年賀状

 今日5日になって、いくつかの年賀状が届いた。年賀状を書かない僕だが、妻が書いて出してくれているのが多いから、届いた年賀状に返事をくれたものがほとんどだ。
 身につまされたり吹き出したりして、こうした年賀状をもらえる関係を作った僕の青春は、ひょっとしたらとても幸運な青春だったのではないかと思わせるほどだ。年齢とともに変化する価値観が、年齢とともに変わらなかった価値観を抱擁する。

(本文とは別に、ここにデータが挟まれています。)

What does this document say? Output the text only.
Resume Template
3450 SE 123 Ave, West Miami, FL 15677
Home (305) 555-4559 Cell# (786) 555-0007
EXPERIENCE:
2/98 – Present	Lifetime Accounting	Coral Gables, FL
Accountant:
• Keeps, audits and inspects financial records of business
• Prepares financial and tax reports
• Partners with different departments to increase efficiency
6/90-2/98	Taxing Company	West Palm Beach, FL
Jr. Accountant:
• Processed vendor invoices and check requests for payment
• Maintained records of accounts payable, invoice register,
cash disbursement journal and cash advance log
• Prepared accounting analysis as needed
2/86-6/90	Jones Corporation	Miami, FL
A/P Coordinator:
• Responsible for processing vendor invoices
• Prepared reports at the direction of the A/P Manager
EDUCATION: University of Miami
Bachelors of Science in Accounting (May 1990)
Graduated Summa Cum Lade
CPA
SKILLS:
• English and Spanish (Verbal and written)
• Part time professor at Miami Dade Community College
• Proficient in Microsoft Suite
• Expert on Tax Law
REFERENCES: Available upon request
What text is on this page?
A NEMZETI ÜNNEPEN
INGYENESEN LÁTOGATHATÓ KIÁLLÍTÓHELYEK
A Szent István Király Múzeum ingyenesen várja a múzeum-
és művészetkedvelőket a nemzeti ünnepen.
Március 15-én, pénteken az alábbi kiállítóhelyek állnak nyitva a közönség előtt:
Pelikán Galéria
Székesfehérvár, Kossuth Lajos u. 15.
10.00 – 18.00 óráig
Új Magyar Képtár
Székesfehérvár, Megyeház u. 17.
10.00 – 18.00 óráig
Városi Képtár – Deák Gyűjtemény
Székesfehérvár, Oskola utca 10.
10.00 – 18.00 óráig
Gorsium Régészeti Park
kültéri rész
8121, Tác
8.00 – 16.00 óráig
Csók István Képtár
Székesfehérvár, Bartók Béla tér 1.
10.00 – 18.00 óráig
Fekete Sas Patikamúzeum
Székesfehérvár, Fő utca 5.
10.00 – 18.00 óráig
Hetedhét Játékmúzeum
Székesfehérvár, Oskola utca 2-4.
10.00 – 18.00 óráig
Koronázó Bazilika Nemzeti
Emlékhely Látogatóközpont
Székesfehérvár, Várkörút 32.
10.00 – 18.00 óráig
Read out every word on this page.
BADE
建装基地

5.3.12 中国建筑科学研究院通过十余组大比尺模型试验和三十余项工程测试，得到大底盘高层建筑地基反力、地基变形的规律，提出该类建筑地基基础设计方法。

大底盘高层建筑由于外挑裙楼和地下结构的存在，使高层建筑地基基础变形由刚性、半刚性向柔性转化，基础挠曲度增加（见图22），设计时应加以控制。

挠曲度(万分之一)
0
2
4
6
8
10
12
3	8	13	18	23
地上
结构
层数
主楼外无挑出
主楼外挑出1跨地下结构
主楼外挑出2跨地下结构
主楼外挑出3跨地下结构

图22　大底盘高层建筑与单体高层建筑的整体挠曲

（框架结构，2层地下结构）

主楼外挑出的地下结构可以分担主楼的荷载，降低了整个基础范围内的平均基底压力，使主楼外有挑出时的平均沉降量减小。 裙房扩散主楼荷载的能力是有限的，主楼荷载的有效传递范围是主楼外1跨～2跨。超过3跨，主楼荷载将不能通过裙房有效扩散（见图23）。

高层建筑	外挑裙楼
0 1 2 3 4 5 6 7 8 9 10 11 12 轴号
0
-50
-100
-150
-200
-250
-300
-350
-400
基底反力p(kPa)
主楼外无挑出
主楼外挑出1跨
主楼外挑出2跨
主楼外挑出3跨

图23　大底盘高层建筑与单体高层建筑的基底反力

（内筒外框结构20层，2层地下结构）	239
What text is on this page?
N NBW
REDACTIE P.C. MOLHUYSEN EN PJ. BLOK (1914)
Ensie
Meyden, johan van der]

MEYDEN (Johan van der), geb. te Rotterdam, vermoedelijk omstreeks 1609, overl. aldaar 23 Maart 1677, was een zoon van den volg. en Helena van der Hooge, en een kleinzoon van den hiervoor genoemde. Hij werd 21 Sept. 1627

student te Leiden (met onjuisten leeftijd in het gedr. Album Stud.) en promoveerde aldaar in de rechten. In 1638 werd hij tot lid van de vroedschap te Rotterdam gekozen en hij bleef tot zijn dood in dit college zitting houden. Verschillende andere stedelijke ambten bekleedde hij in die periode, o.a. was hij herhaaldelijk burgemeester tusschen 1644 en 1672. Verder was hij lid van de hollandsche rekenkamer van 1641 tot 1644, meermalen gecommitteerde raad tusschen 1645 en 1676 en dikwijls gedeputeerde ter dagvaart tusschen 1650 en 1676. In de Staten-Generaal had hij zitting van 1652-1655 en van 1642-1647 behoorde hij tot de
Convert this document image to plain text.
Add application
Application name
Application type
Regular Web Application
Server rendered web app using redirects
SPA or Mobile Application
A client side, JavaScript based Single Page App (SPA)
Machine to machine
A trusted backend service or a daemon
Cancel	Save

 二人いる先輩のうちの一人。高山で暮らしている。毎年凝った年賀状をくれるから、この先輩だけは年賀状に力が入っている。いつの間に上手になったのか分からないが、おそらく自分で描いた絵に、多くの言葉を詰め込んでいる。押しつけではないが教訓を毎年含んでいる。学生時代、薬以外の社会的な知識の多くを授けてくれた人だが、今でもそうした道を歩んでいる。と言うと格好いいが、今年は今日届いた年賀状と同じものを、すでに元旦に受け取っている。先ほどの教訓的な文書とは別に、表に恐らくこれは僕だけに向けた短い文章が書かれているが、元旦に届いたものは心情が吐露されていて「こちら(高山)へ来てから46年あまり、今にも気でも狂いそう。年も取るわけです」と書かれていた。時間を見つけて僕は年内に年賀状代わりの手紙を書こうと思っているが、同じ年賀状をくれるところを見ると「今では気が狂っている」のではないかと思ってしまう。早々に薬剤師に見切りをつけ、好きな人生を歩んだ人で、いつまでも青春みたいな人だが、青春を通り越して幼児の頭にならないようにしてほしい。
 今日5日になって、いくつかの・・・・あれっ!感染したかな?
 〇〇さーん!いつか気張って、高山まで行くぜよ!送ってくれた自作のCDを聴いてから返事を書きます。